The case is Yu v. Hasaki Rest., decided on October 23. Under Cheeks v. Pancake House, the Second Circuit determined in 2015 that all FLSA settlements must be approved by the trial court. This holding departs from the usual practice under Title VII and other statutes, where parties settle cases on their own and the trial court is usually unaware of the terms of that settlement and simply discontinues the action. But under the FLSA, the Cheeks court held, we have to make sure the wage and hour plaintiff is properly compensated for his work, and the courts will intervene to ensure the settlement is fair, taking into account, among other things, the strength of the case and the plaintiff's potentially monetary entitlement.
But Cheeks does not resolve all questions under the FLSA. What about Rule 68 offers, where the defendant offers money and a judgment to plaintiff? These are different from the usual settlements, where the plaintiff gets money but no judgment. The catch under Rule 68 is that if plaintiff rejects the settlement but gets less money at trial, the plaintiff is penalized by having to pay defendants' post- Rule 68 costs. That means the plaintiff's lawyer does not recover attorneys' fees for all work expended post-Rule 68.
This case was resolved under Rule 68. District Judge Jesse Furman held that judicial review of an FLSA settlement is required before entry of a Rule 68 judgment. Other courts have held differently. So the trial court certified the case for immediate appeal to the Second Circuit under 28 USC 1292(b), which creates an exception to the rule that you can't appeal anything from the district court until the case is over. Section 1292(b) allows the Court of Appeals to conclusively resolve a disputed or contentious legal issue right away, which can "materially advance the ultimate termination of the litigation."

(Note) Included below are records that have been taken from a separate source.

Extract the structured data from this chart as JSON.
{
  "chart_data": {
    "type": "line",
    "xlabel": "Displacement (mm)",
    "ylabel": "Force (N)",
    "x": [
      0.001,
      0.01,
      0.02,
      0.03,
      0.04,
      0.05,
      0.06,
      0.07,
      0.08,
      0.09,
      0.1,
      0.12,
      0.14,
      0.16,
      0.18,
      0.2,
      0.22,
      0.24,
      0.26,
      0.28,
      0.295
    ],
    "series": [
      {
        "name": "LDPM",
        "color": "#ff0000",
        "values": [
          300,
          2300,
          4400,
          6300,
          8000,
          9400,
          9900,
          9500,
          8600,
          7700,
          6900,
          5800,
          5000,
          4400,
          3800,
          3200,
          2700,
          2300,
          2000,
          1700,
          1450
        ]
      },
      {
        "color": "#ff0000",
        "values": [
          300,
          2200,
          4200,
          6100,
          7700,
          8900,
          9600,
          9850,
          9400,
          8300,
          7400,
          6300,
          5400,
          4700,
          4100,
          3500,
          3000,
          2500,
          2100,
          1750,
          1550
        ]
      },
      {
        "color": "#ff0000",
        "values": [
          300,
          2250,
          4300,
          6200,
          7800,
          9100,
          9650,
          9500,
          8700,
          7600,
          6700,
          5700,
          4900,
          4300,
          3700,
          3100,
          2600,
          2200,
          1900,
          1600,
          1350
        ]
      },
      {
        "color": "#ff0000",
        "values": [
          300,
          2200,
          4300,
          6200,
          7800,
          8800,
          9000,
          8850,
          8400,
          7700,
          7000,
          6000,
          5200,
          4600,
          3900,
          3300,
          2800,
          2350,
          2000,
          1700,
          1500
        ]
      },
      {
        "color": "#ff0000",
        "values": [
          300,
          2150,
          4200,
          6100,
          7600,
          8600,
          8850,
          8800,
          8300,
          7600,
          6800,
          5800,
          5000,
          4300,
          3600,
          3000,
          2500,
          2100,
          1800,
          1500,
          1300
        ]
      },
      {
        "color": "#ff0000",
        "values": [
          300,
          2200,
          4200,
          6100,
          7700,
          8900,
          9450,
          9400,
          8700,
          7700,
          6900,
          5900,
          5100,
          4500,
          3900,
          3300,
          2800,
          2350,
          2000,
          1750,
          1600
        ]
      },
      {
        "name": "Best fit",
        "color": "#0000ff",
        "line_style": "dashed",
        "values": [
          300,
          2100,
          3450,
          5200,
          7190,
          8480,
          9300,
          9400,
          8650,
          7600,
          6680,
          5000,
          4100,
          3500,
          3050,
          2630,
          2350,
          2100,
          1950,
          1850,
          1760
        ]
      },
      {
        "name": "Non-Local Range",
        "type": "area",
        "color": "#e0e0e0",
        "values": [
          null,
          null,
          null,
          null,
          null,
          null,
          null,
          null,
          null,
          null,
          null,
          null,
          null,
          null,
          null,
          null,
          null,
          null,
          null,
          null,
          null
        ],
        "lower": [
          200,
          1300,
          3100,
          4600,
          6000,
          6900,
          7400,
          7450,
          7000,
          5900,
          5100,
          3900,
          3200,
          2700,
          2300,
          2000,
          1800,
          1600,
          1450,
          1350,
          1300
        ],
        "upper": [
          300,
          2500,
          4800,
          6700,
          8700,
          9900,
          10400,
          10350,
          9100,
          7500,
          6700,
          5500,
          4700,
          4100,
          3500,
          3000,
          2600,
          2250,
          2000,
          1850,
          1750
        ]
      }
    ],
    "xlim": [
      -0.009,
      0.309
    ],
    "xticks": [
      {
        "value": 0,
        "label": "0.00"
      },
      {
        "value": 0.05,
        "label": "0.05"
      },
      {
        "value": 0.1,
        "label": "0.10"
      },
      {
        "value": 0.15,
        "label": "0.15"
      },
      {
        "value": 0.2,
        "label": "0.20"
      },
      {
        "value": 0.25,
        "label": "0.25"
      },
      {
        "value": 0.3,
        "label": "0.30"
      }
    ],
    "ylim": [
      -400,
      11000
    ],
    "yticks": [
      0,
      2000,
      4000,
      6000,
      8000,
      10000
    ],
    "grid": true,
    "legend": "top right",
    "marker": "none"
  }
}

There was a glitch in this process, though. After the district court certifies the case under Section 1292(b), the plaintiff must ask the Court of Appeals to take up the appeal within 10 days of the district court's Section 1292(b) order. Plaintiff did not really do that. Instead, plaintiff filed a notice of appeal within 10 days. Plaintiff's petition to appeal to the Court of Appeals was filed outside the 10-day deadline. Since appellate deadlines are jurisdictional and do not allow for exceptions, this was a problem for plaintiff. The Second Circuit solves the problem by holding that the notice of appeal qualifies as a petition for Section 1292(b) review even without the actual petition being timely filed. That is because the district court's Section 1292(b) written order timely provided the Second Circuit with all the information in needed to determine whether the accept the appeal.
Having determined to entertain the Section1292(b) request for an interlocutory appeal, the Second Circuit (Newman, Walker and Pooler) grants the petition, noting that the Cheeks/Rule 68 dilemma has been festering in the district courts for a few years now and it's time to deal with that question head-on. This ruling does not answer that question. Rather, the parties will comply with the briefing schedule and argue the appeal sometime in 2018.